For some reason that curious image had fully consumed all of Cain’s attention to such a degree that she could not feel the burns or the blows or the cuts and needle stabs that Desiree was inflicting. It allowed her to survive. Cain had felt a burst of pride for this Lee person. She apparently did what she wanted, took risks, figured things out, and she came out all right in the end.

Just like I needed to do.

But what was Lee? A figment of her imagination? Nothing at all? Or maybe someone important?

Should she be thankful for this Lee, or hate her?

Was Lee really me? I was being tortured every time this image appeared in my head. Was I just reaching for something, anything, to get through it? Because a person would, whether it was real or not.

Cain splashed cold water on her face, dressed, and went out to eat breakfast, choosing the same diner where she’d picked at her dinner.

She sat at the counter and looked around the place. It was mostly elderly people having their coffee, bacon and eggs, toast, and grits. Working-class folks like her, and as unlike her as it was possible to be. Some were clearly old enough to have been here when she had been living with the Atkinses. The sign outside said the diner had been here since 1960, so it was here long before she’d been born.

Could any of these people have helped her? Could they have found out about her? How could people keep someone prisoner in a place like this and no one know about it? Although Cain had read of a man in Ohio who had kept women prisoners in his house smack in the middle of a neighborhood. How the hell had that happened? Did people just not give a shit?

“Hope you enjoy your breakfast better than you did your dinner, hon.”

Cain looked up into the face of the same waitress from last night. “Yeah, I’m pretty hungry, so I think I will.”

She ordered, and when the waitress brought the food back over Cain said, “I was wondering, do you remember anyone named the Atkinses who used to live around here? They’d be around your age.”

“You mean Wanda and Len Atkins?”

“Yeah, that’s right.”

The wrinkled face crinkled into a sad smile. “Well, that takes me way back, hon. I was good friends with Wanda. My husband, God rest his soul, and Len were in the VFW together. They’ve been gone a long time. They left after their son got killed.”

Cain feigned surprise. “Really, he got killed?”

The waitress put her elbows on the counter and leaned down. “Joe Atkins was murdered. And his wife, Desiree, did it. I’m as sure of that as you’re sitting right there. She lit out after it happened and no one’s seen her since. And she was one strange lady. Sadistic, if you ask me. I saw her deliberately run over a dog with her truck. How sick is that?”

“Pretty sick. So she’s gone, too?”

“Oh, yeah, years ago. How do you know the Atkinses? You said you weren’t from here.”

“I think my dad knew Mr. Atkins somehow. When I told them I was going to be passing through here he told me to look them up. I guess Mr. Atkins had told my dad that he lived in Crawfordville, but my dad didn’t know if they were still here or not.”

“Well, like I said, they moved away a long time ago.”

“He’ll be disappointed.
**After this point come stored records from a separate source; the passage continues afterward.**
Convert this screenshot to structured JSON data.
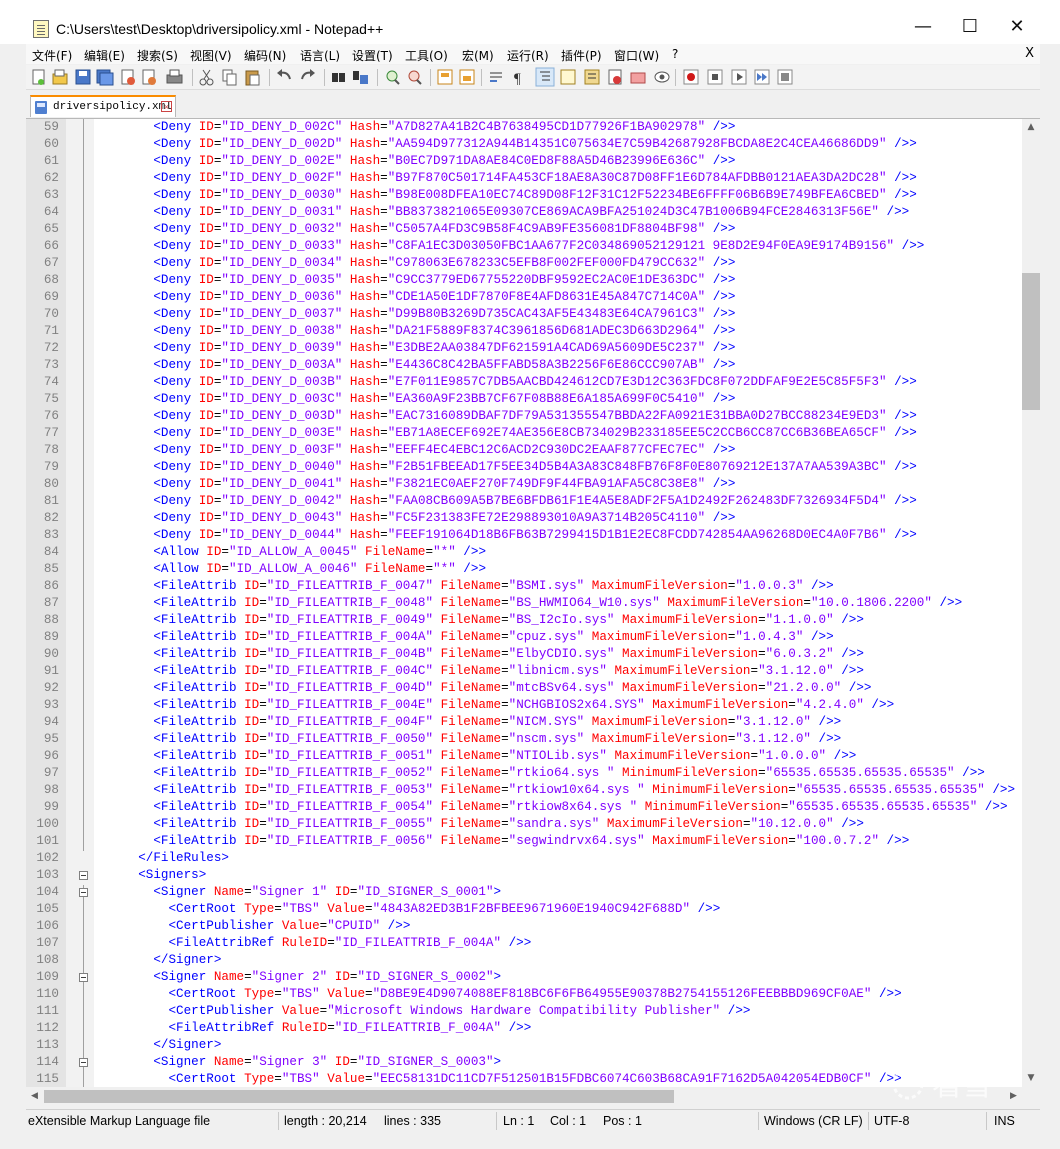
{
  "window": {
    "title": "C:\\Users\\test\\Desktop\\driversipolicy.xml - Notepad++",
    "minimize": "—",
    "maximize": "☐",
    "close": "✕"
  },
  "menu": {
    "items": [
      "文件(F)",
      "编辑(E)",
      "搜索(S)",
      "视图(V)",
      "编码(N)",
      "语言(L)",
      "设置(T)",
      "工具(O)",
      "宏(M)",
      "运行(R)",
      "插件(P)",
      "窗口(W)",
      "?"
    ],
    "close": "X"
  },
  "toolbar": {
    "buttons": [
      "new-file-icon",
      "open-file-icon",
      "save-icon",
      "save-all-icon",
      "close-icon",
      "close-all-icon",
      "print-icon",
      "cut-icon",
      "copy-icon",
      "paste-icon",
      "undo-icon",
      "redo-icon",
      "find-icon",
      "replace-icon",
      "zoom-in-icon",
      "zoom-out-icon",
      "sync-vertical-icon",
      "sync-horizontal-icon",
      "word-wrap-icon",
      "show-all-chars-icon",
      "indent-guide-icon",
      "doc-map-icon",
      "function-list-icon",
      "folder-workspace-icon",
      "doc-switcher-icon",
      "monitoring-icon",
      "record-macro-icon",
      "stop-record-icon",
      "play-macro-icon",
      "run-macro-multiple-icon",
      "save-macro-icon"
    ]
  },
  "tab": {
    "label": "driversipolicy.xml"
  },
  "editor": {
    "lines": [
      {
        "n": "59",
        "indent": "      ",
        "tag": "Deny",
        "attrs": [
          [
            "ID",
            "ID_DENY_D_002C"
          ],
          [
            "Hash",
            "A7D827A41B2C4B7638495CD1D77926F1BA902978"
          ]
        ],
        "end": " />"
      },
      {
        "n": "60",
        "indent": "      ",
        "tag": "Deny",
        "attrs": [
          [
            "ID",
            "ID_DENY_D_002D"
          ],
          [
            "Hash",
            "AA594D977312A944B14351C075634E7C59B42687928FBCDA8E2C4CEA46686DD9"
          ]
        ],
        "end": " />"
      },
      {
        "n": "61",
        "indent": "      ",
        "tag": "Deny",
        "attrs": [
          [
            "ID",
            "ID_DENY_D_002E"
          ],
          [
            "Hash",
            "B0EC7D971DA8AE84C0ED8F88A5D46B23996E636C"
          ]
        ],
        "end": " />"
      },
      {
        "n": "62",
        "indent": "      ",
        "tag": "Deny",
        "attrs": [
          [
            "ID",
            "ID_DENY_D_002F"
          ],
          [
            "Hash",
            "B97F870C501714FA453CF18AE8A30C87D08FF1E6D784AFDBB0121AEA3DA2DC28"
          ]
        ],
        "end": " />"
      },
      {
        "n": "63",
        "indent": "      ",
        "tag": "Deny",
        "attrs": [
          [
            "ID",
            "ID_DENY_D_0030"
          ],
          [
            "Hash",
            "B98E008DFEA10EC74C89D08F12F31C12F52234BE6FFFF06B6B9E749BFEA6CBED"
          ]
        ],
        "end": " />"
      },
      {
        "n": "64",
        "indent": "      ",
        "tag": "Deny",
        "attrs": [
          [
            "ID",
            "ID_DENY_D_0031"
          ],
          [
            "Hash",
            "BB8373821065E09307CE869ACA9BFA251024D3C47B1006B94FCE2846313F56E"
          ]
        ],
        "end": " />"
      },
      {
        "n": "65",
        "indent": "      ",
        "tag": "Deny",
        "attrs": [
          [
            "ID",
            "ID_DENY_D_0032"
          ],
          [
            "Hash",
            "C5057A4FD3C9B58F4C9AB9FE356081DF8804BF98"
          ]
        ],
        "end": " />"
      },
      {
        "n": "66",
        "indent": "      ",
        "tag": "Deny",
        "attrs": [
          [
            "ID",
            "ID_DENY_D_0033"
          ],
          [
            "Hash",
            "C8FA1EC3D03050FBC1AA677F2C034869052129121 9E8D2E94F0EA9E9174B9156"
          ]
        ],
        "end": " />"
      },
      {
        "n": "67",
        "indent": "      ",
        "tag": "Deny",
        "attrs": [
          [
            "ID",
            "ID_DENY_D_0034"
          ],
          [
            "Hash",
            "C978063E678233C5EFB8F002FEF000FD479CC632"
          ]
        ],
        "end": " />"
      },
      {
        "n": "68",
        "indent": "      ",
        "tag": "Deny",
        "attrs": [
          [
            "ID",
            "ID_DENY_D_0035"
          ],
          [
            "Hash",
            "C9CC3779ED67755220DBF9592EC2AC0E1DE363DC"
          ]
        ],
        "end": " />"
      },
      {
        "n": "69",
        "indent": "      ",
        "tag": "Deny",
        "attrs": [
          [
            "ID",
            "ID_DENY_D_0036"
          ],
          [
            "Hash",
            "CDE1A50E1DF7870F8E4AFD8631E45A847C714C0A"
          ]
        ],
        "end": " />"
      },
      {
        "n": "70",
        "indent": "      ",
        "tag": "Deny",
        "attrs": [
          [
            "ID",
            "ID_DENY_D_0037"
          ],
          [
            "Hash",
            "D99B80B3269D735CAC43AF5E43483E64CA7961C3"
          ]
        ],
        "end": " />"
      },
      {
        "n": "71",
        "indent": "      ",
        "tag": "Deny",
        "attrs": [
          [
            "ID",
            "ID_DENY_D_0038"
          ],
          [
            "Hash",
            "DA21F5889F8374C3961856D681ADEC3D663D2964"
          ]
        ],
        "end": " />"
      },
      {
        "n": "72",
        "indent": "      ",
        "tag": "Deny",
        "attrs": [
          [
            "ID",
            "ID_DENY_D_0039"
          ],
          [
            "Hash",
            "E3DBE2AA03847DF621591A4CAD69A5609DE5C237"
          ]
        ],
        "end": " />"
      },
      {
        "n": "73",
        "indent": "      ",
        "tag": "Deny",
        "attrs": [
          [
            "ID",
            "ID_DENY_D_003A"
          ],
          [
            "Hash",
            "E4436C8C42BA5FFABD58A3B2256F6E86CCC907AB"
          ]
        ],
        "end": " />"
      },
      {
        "n": "74",
        "indent": "      ",
        "tag": "Deny",
        "attrs": [
          [
            "ID",
            "ID_DENY_D_003B"
          ],
          [
            "Hash",
            "E7F011E9857C7DB5AACBD424612CD7E3D12C363FDC8F072DDFAF9E2E5C85F5F3"
          ]
        ],
        "end": " />"
      },
      {
        "n": "75",
        "indent": "      ",
        "tag": "Deny",
        "attrs": [
          [
            "ID",
            "ID_DENY_D_003C"
          ],
          [
            "Hash",
            "EA360A9F23BB7CF67F08B88E6A185A699F0C5410"
          ]
        ],
        "end": " />"
      },
      {
        "n": "76",
        "indent": "      ",
        "tag": "Deny",
        "attrs": [
          [
            "ID",
            "ID_DENY_D_003D"
          ],
          [
            "Hash",
            "EAC7316089DBAF7DF79A531355547BBDA22FA0921E31BBA0D27BCC88234E9ED3"
          ]
        ],
        "end": " />"
      },
      {
        "n": "77",
        "indent": "      ",
        "tag": "Deny",
        "attrs": [
          [
            "ID",
            "ID_DENY_D_003E"
          ],
          [
            "Hash",
            "EB71A8ECEF692E74AE356E8CB734029B233185EE5C2CCB6CC87CC6B36BEA65CF"
          ]
        ],
        "end": " />"
      },
      {
        "n": "78",
        "indent": "      ",
        "tag": "Deny",
        "attrs": [
          [
            "ID",
            "ID_DENY_D_003F"
          ],
          [
            "Hash",
            "EEFF4EC4EBC12C6ACD2C930DC2EAAF877CFEC7EC"
          ]
        ],
        "end": " />"
      },
      {
        "n": "79",
        "indent": "      ",
        "tag": "Deny",
        "attrs": [
          [
            "ID",
            "ID_DENY_D_0040"
          ],
          [
            "Hash",
            "F2B51FBEEAD17F5EE34D5B4A3A83C848FB76F8F0E80769212E137A7AA539A3BC"
          ]
        ],
        "end": " />"
      },
      {
        "n": "80",
        "indent": "      ",
        "tag": "Deny",
        "attrs": [
          [
            "ID",
            "ID_DENY_D_0041"
          ],
          [
            "Hash",
            "F3821EC0AEF270F749DF9F44FBA91AFA5C8C38E8"
          ]
        ],
        "end": " />"
      },
      {
        "n": "81",
        "indent": "      ",
        "tag": "Deny",
        "attrs": [
          [
            "ID",
            "ID_DENY_D_0042"
          ],
          [
            "Hash",
            "FAA08CB609A5B7BE6BFDB61F1E4A5E8ADF2F5A1D2492F262483DF7326934F5D4"
          ]
        ],
        "end": " />"
      },
      {
        "n": "82",
        "indent": "      ",
        "tag": "Deny",
        "attrs": [
          [
            "ID",
            "ID_DENY_D_0043"
          ],
          [
            "Hash",
            "FC5F231383FE72E298893010A9A3714B205C4110"
          ]
        ],
        "end": " />"
      },
      {
        "n": "83",
        "indent": "      ",
        "tag": "Deny",
        "attrs": [
          [
            "ID",
            "ID_DENY_D_0044"
          ],
          [
            "Hash",
            "FEEF191064D18B6FB63B7299415D1B1E2EC8FCDD742854AA96268D0EC4A0F7B6"
          ]
        ],
        "end": " />"
      },
      {
        "n": "84",
        "indent": "      ",
        "tag": "Allow",
        "attrs": [
          [
            "ID",
            "ID_ALLOW_A_0045"
          ],
          [
            "FileName",
            "*"
          ]
        ],
        "end": " />"
      },
      {
        "n": "85",
        "indent": "      ",
        "tag": "Allow",
        "attrs": [
          [
            "ID",
            "ID_ALLOW_A_0046"
          ],
          [
            "FileName",
            "*"
          ]
        ],
        "end": " />"
      },
      {
        "n": "86",
        "indent": "      ",
        "tag": "FileAttrib",
        "attrs": [
          [
            "ID",
            "ID_FILEATTRIB_F_0047"
          ],
          [
            "FileName",
            "BSMI.sys"
          ],
          [
            "MaximumFileVersion",
            "1.0.0.3"
          ]
        ],
        "end": " />"
      },
      {
        "n": "87",
        "indent": "      ",
        "tag": "FileAttrib",
        "attrs": [
          [
            "ID",
            "ID_FILEATTRIB_F_0048"
          ],
          [
            "FileName",
            "BS_HWMIO64_W10.sys"
          ],
          [
            "MaximumFileVersion",
            "10.0.1806.2200"
          ]
        ],
        "end": " />"
      },
      {
        "n": "88",
        "indent": "      ",
        "tag": "FileAttrib",
        "attrs": [
          [
            "ID",
            "ID_FILEATTRIB_F_0049"
          ],
          [
            "FileName",
            "BS_I2cIo.sys"
          ],
          [
            "MaximumFileVersion",
            "1.1.0.0"
          ]
        ],
        "end": " />"
      },
      {
        "n": "89",
        "indent": "      ",
        "tag": "FileAttrib",
        "attrs": [
          [
            "ID",
            "ID_FILEATTRIB_F_004A"
          ],
          [
            "FileName",
            "cpuz.sys"
          ],
          [
            "MaximumFileVersion",
            "1.0.4.3"
          ]
        ],
        "end": " />"
      },
      {
        "n": "90",
        "indent": "      ",
        "tag": "FileAttrib",
        "attrs": [
          [
            "ID",
            "ID_FILEATTRIB_F_004B"
          ],
          [
            "FileName",
            "ElbyCDIO.sys"
          ],
          [
            "MaximumFileVersion",
            "6.0.3.2"
          ]
        ],
        "end": " />"
      },
      {
        "n": "91",
        "indent": "      ",
        "tag": "FileAttrib",
        "attrs": [
          [
            "ID",
            "ID_FILEATTRIB_F_004C"
          ],
          [
            "FileName",
            "libnicm.sys"
          ],
          [
            "MaximumFileVersion",
            "3.1.12.0"
          ]
        ],
        "end": " />"
      },
      {
        "n": "92",
        "indent": "      ",
        "tag": "FileAttrib",
        "attrs": [
          [
            "ID",
            "ID_FILEATTRIB_F_004D"
          ],
          [
            "FileName",
            "mtcBSv64.sys"
          ],
          [
            "MaximumFileVersion",
            "21.2.0.0"
          ]
        ],
        "end": " />"
      },
      {
        "n": "93",
        "indent": "      ",
        "tag": "FileAttrib",
        "attrs": [
          [
            "ID",
            "ID_FILEATTRIB_F_004E"
          ],
          [
            "FileName",
            "NCHGBIOS2x64.SYS"
          ],
          [
            "MaximumFileVersion",
            "4.2.4.0"
          ]
        ],
        "end": " />"
      },
      {
        "n": "94",
        "indent": "      ",
        "tag": "FileAttrib",
        "attrs": [
          [
            "ID",
            "ID_FILEATTRIB_F_004F"
          ],
          [
            "FileName",
            "NICM.SYS"
          ],
          [
            "MaximumFileVersion",
            "3.1.12.0"
          ]
        ],
        "end": " />"
      },
      {
        "n": "95",
        "indent": "      ",
        "tag": "FileAttrib",
        "attrs": [
          [
            "ID",
            "ID_FILEATTRIB_F_0050"
          ],
          [
            "FileName",
            "nscm.sys"
          ],
          [
            "MaximumFileVersion",
            "3.1.12.0"
          ]
        ],
        "end": " />"
      },
      {
        "n": "96",
        "indent": "      ",
        "tag": "FileAttrib",
        "attrs": [
          [
            "ID",
            "ID_FILEATTRIB_F_0051"
          ],
          [
            "FileName",
            "NTIOLib.sys"
          ],
          [
            "MaximumFileVersion",
            "1.0.0.0"
          ]
        ],
        "end": " />"
      },
      {
        "n": "97",
        "indent": "      ",
        "tag": "FileAttrib",
        "attrs": [
          [
            "ID",
            "ID_FILEATTRIB_F_0052"
          ],
          [
            "FileName",
            "rtkio64.sys "
          ],
          [
            "MinimumFileVersion",
            "65535.65535.65535.65535"
          ]
        ],
        "end": " />"
      },
      {
        "n": "98",
        "indent": "      ",
        "tag": "FileAttrib",
        "attrs": [
          [
            "ID",
            "ID_FILEATTRIB_F_0053"
          ],
          [
            "FileName",
            "rtkiow10x64.sys "
          ],
          [
            "MinimumFileVersion",
            "65535.65535.65535.65535"
          ]
        ],
        "end": " />"
      },
      {
        "n": "99",
        "indent": "      ",
        "tag": "FileAttrib",
        "attrs": [
          [
            "ID",
            "ID_FILEATTRIB_F_0054"
          ],
          [
            "FileName",
            "rtkiow8x64.sys "
          ],
          [
            "MinimumFileVersion",
            "65535.65535.65535.65535"
          ]
        ],
        "end": " />"
      },
      {
        "n": "100",
        "indent": "      ",
        "tag": "FileAttrib",
        "attrs": [
          [
            "ID",
            "ID_FILEATTRIB_F_0055"
          ],
          [
            "FileName",
            "sandra.sys"
          ],
          [
            "MaximumFileVersion",
            "10.12.0.0"
          ]
        ],
        "end": " />"
      },
      {
        "n": "101",
        "indent": "      ",
        "tag": "FileAttrib",
        "attrs": [
          [
            "ID",
            "ID_FILEATTRIB_F_0056"
          ],
          [
            "FileName",
            "segwindrvx64.sys"
          ],
          [
            "MaximumFileVersion",
            "100.0.7.2"
          ]
        ],
        "end": " />"
      },
      {
        "n": "102",
        "indent": "    ",
        "tag": "/FileRules",
        "attrs": [],
        "end": ""
      },
      {
        "n": "103",
        "indent": "    ",
        "tag": "Signers",
        "attrs": [],
        "end": "",
        "fold": true
      },
      {
        "n": "104",
        "indent": "      ",
        "tag": "Signer",
        "attrs": [
          [
            "Name",
            "Signer 1"
          ],
          [
            "ID",
            "ID_SIGNER_S_0001"
          ]
        ],
        "end": "",
        "fold": true
      },
      {
        "n": "105",
        "indent": "        ",
        "tag": "CertRoot",
        "attrs": [
          [
            "Type",
            "TBS"
          ],
          [
            "Value",
            "4843A82ED3B1F2BFBEE9671960E1940C942F688D"
          ]
        ],
        "end": " />"
      },
      {
        "n": "106",
        "indent": "        ",
        "tag": "CertPublisher",
        "attrs": [
          [
            "Value",
            "CPUID"
          ]
        ],
        "end": " />"
      },
      {
        "n": "107",
        "indent": "        ",
        "tag": "FileAttribRef",
        "attrs": [
          [
            "RuleID",
            "ID_FILEATTRIB_F_004A"
          ]
        ],
        "end": " />"
      },
      {
        "n": "108",
        "indent": "      ",
        "tag": "/Signer",
        "attrs": [],
        "end": ""
      },
      {
        "n": "109",
        "indent": "      ",
        "tag": "Signer",
        "attrs": [
          [
            "Name",
            "Signer 2"
          ],
          [
            "ID",
            "ID_SIGNER_S_0002"
          ]
        ],
        "end": "",
        "fold": true
      },
      {
        "n": "110",
        "indent": "        ",
        "tag": "CertRoot",
        "attrs": [
          [
            "Type",
            "TBS"
          ],
          [
            "Value",
            "D8BE9E4D9074088EF818BC6F6FB64955E90378B2754155126FEEBBBD969CF0AE"
          ]
        ],
        "end": " />"
      },
      {
        "n": "111",
        "indent": "        ",
        "tag": "CertPublisher",
        "attrs": [
          [
            "Value",
            "Microsoft Windows Hardware Compatibility Publisher"
          ]
        ],
        "end": " />"
      },
      {
        "n": "112",
        "indent": "        ",
        "tag": "FileAttribRef",
        "attrs": [
          [
            "RuleID",
            "ID_FILEATTRIB_F_004A"
          ]
        ],
        "end": " />"
      },
      {
        "n": "113",
        "indent": "      ",
        "tag": "/Signer",
        "attrs": [],
        "end": ""
      },
      {
        "n": "114",
        "indent": "      ",
        "tag": "Signer",
        "attrs": [
          [
            "Name",
            "Signer 3"
          ],
          [
            "ID",
            "ID_SIGNER_S_0003"
          ]
        ],
        "end": "",
        "fold": true
      },
      {
        "n": "115",
        "indent": "        ",
        "tag": "CertRoot",
        "attrs": [
          [
            "Type",
            "TBS"
          ],
          [
            "Value",
            "EEC58131DC11CD7F512501B15FDBC6074C603B68CA91F7162D5A042054EDB0CF"
          ]
        ],
        "end": " />"
      }
    ]
  },
  "status": {
    "file_type": "eXtensible Markup Language file",
    "length": "length : 20,214",
    "lines": "lines : 335",
    "ln": "Ln : 1",
    "col": "Col : 1",
    "pos": "Pos : 1",
    "eol": "Windows (CR LF)",
    "encoding": "UTF-8",
    "mode": "INS"
  },
  "watermark": {
    "text": "看雪"
  }
}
I think he wanted to get back in touch.”

The woman pursed her lips in thought. “Oh, wait a minute, where’s my brain? I can help you out.”

“How?”

The waitress pulled out her phone. “Wanda and me exchange Christmas cards. Hell, I got her address in my phone right here. She and Len are over in Alabama now, Huntsville.”

She held out her phone with the contact showing, and Cain took a picture of it with her phone.

“Wow, thank you so much. This will make my dad’s day.”

“Old friends are sometimes the best friends. And in this day and age, we need all the friends we can get.”

Yes we do, thought Cain. I hope to find one someday.